Again, and for a long time, Horatio was left with nothing but silence. At first, he even entertained the idea that Caliban was joking. But that seemed hardly possible. Robots had no sense of humor, and there was nothing other than deadly seriousness in Caliban’s voice.
“Surely you must be in error. Perhaps the data is misfiled, wrongly loaded,” he suggested.
Caliban opened his palms, in a rather human gesture of helplessness. “No,” he said. “It is simply not there. I have no information about robots. I was very much hoping you could tell me about them—about us.”

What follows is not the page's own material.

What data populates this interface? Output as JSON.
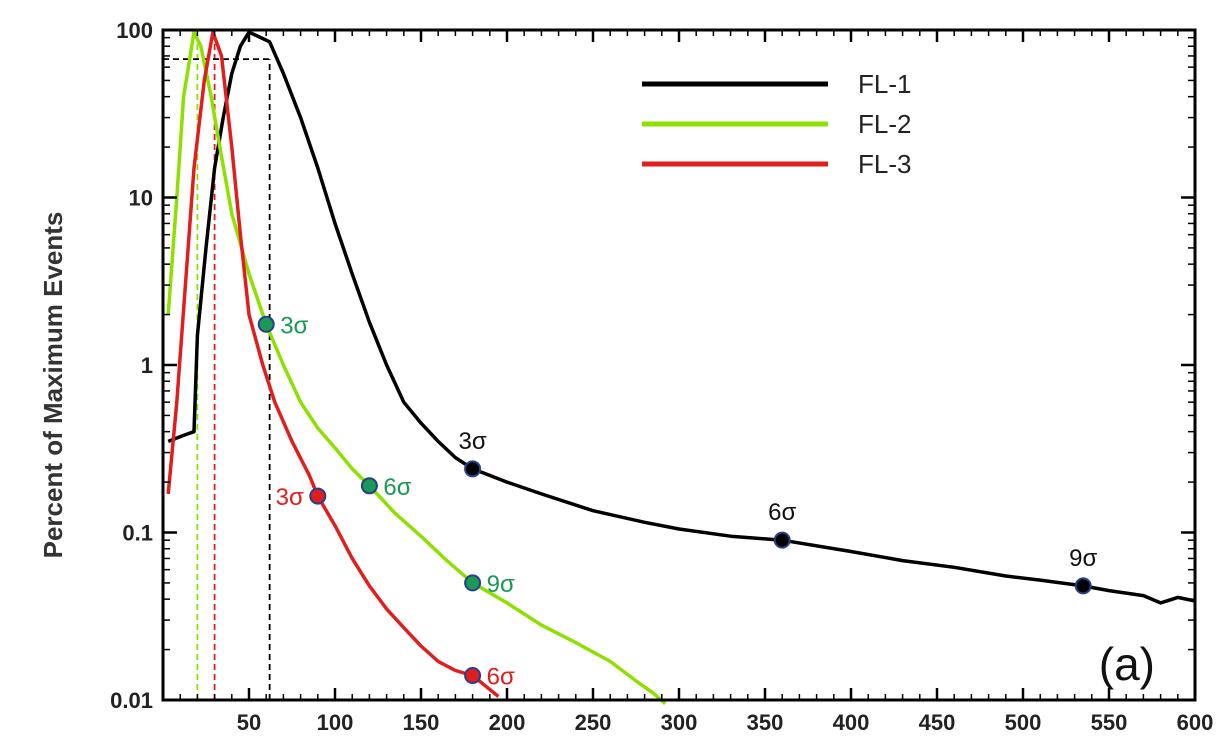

“You know nothing. Not about the science of robotics, or the proper modes of addressing a human, or the theory underlying the Three Laws?”
“None of that, though I can surmise what some of it is. Robotics, I take it, is the study of robotic design and robot behavior. As to how to address a human, I have a great deal of data about them. There are many different social statuses and ranks, and I have already gathered that there is a rather complicated system of address based on all sorts of variables. I can see that robots must have their place in that system. As to the last, I am afraid that I know nothing about the theory underlying the Three Laws you mentioned. I’m afraid I don’t even know what the Three Laws you’re talking about are.”